Oireachtas Joint and Select Committees
Wednesday, 15 May 2024
Joint Oireachtas Committee on Finance, Public Expenditure and Reform, and Taoiseach
Revenue Commissioners: Discussion
Mr. Niall Cody:
I go back to March 2020, when the then Taoiseach announced the public health restrictions. At that stage, we issued a press release about suspending enforcement action and interest collection. From memory, I think it issued on 15 March 2020. The temporary wage subsidy scheme then came in with effect from 27 March. We had no idea what was coming. Our debt enforcement suspension in the debt warehouse scheme was legislated for with effect from 1 May 2020.
I recall the Secretary General of the Department of Finance asking me, after the wage subsidy scheme had come in, whether there was anything else we should be doing, and I said we had suspended enforcement action and interest application but that the legislation provided that we should do that. I said I had been thinking of the idea of debt warehousing, which was in my head as a safe mechanism to use, but we had no idea what was going to happen. We could not have used a process where businesses applied for debt warehousing and showed their individual need. More than 100,000 entities were in debt warehousing at its peak. The original temporary wage subsidy scheme was due to last for 13 weeks and we had no idea what would happen. The scheme lasted for nearly two years. The warehousing was extended when the war in Ukraine started and the cost of living peaked. That was for a year but we had no idea how long it would be needed, and it was subsequently legislated for.

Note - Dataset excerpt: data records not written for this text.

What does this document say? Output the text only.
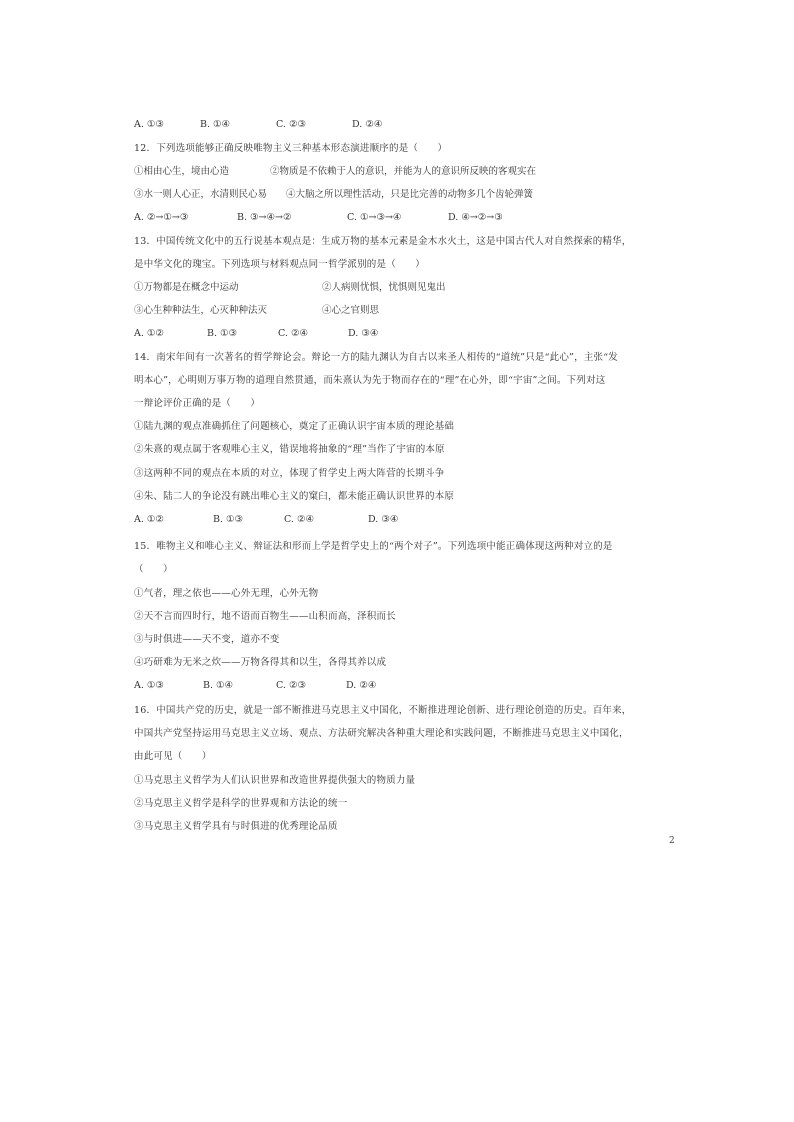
A. ①③	B. ①④	C. ②③	D. ②④
12．下列选项能够正确反映唯物主义三种基本形态演进顺序的是（　　）
①相由心生，境由心造	②物质是不依赖于人的意识，并能为人的意识所反映的客观实在
③水一则人心正，水清则民心易 ④大脑之所以理性活动，只是比完善的动物多几个齿轮弹簧
A. ②→①→③	B. ③→④→②	C. ①→③→④	D. ④→②→③
13．中国传统文化中的五行说基本观点是：生成万物的基本元素是金木水火土，这是中国古代人对自然探索的精华，
是中华文化的瑰宝。下列选项与材料观点同一哲学派别的是（　　）
①万物都是在概念中运动	②人病则忧惧，忧惧则见鬼出
③心生种种法生，心灭种种法灭	④心之官则思
A. ①②	B. ①③	C. ②④	D. ③④
14．南宋年间有一次著名的哲学辩论会。辩论一方的陆九渊认为自古以来圣人相传的“道统”只是“此心”，主张“发
明本心”，心明则万事万物的道理自然贯通，而朱熹认为先于物而存在的“理”在心外，即“宇宙”之间。下列对这
一辩论评价正确的是（　　）
①陆九渊的观点准确抓住了问题核心，奠定了正确认识宇宙本质的理论基础
②朱熹的观点属于客观唯心主义，错误地将抽象的“理”当作了宇宙的本原
③这两种不同的观点在本质的对立，体现了哲学史上两大阵营的长期斗争
④朱、陆二人的争论没有跳出唯心主义的窠臼，都未能正确认识世界的本原
A. ①②	B. ①③	C. ②④	D. ③④
15．唯物主义和唯心主义、辩证法和形而上学是哲学史上的“两个对子”。下列选项中能正确体现这两种对立的是
（　　）
①气者，理之依也——心外无理，心外无物
②天不言而四时行，地不语而百物生——山积而高，泽积而长
③与时俱进——天不变，道亦不变
④巧研难为无米之炊——万物各得其和以生，各得其养以成
A. ①③	B. ①④	C. ②③	D. ②④
16．中国共产党的历史，就是一部不断推进马克思主义中国化，不断推进理论创新、进行理论创造的历史。百年来，
中国共产党坚持运用马克思主义立场、观点、方法研究解决各种重大理论和实践问题，不断推进马克思主义中国化，
由此可见（　　）
①马克思主义哲学为人们认识世界和改造世界提供强大的物质力量
②马克思主义哲学是科学的世界观和方法论的统一
③马克思主义哲学具有与时俱进的优秀理论品质
2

The legislation was drafted such that any business that was dealt with in our business division, which deals with all the SMEs, automatically qualified for the debt warehouse. They did not have to apply for it but automatically qualified for it. Any large businesses, which are dealt with by our large-cases division, or medium enterprises, which are dealt with by our medium-enterprise division, had to make a business case to be eligible to join it. I recall looking at cases at the time where businesses that had shut subsequently went online and some of them actually increased their business over the lifetime of the process, but if they were eligible at the start, there is no mechanism to decide they are not eligible anymore. If a business has finance, bank debt and tax debt in the warehouse, it makes absolute business sense for it to work down its non-tax debt at whatever rate of interest and to benefit from that.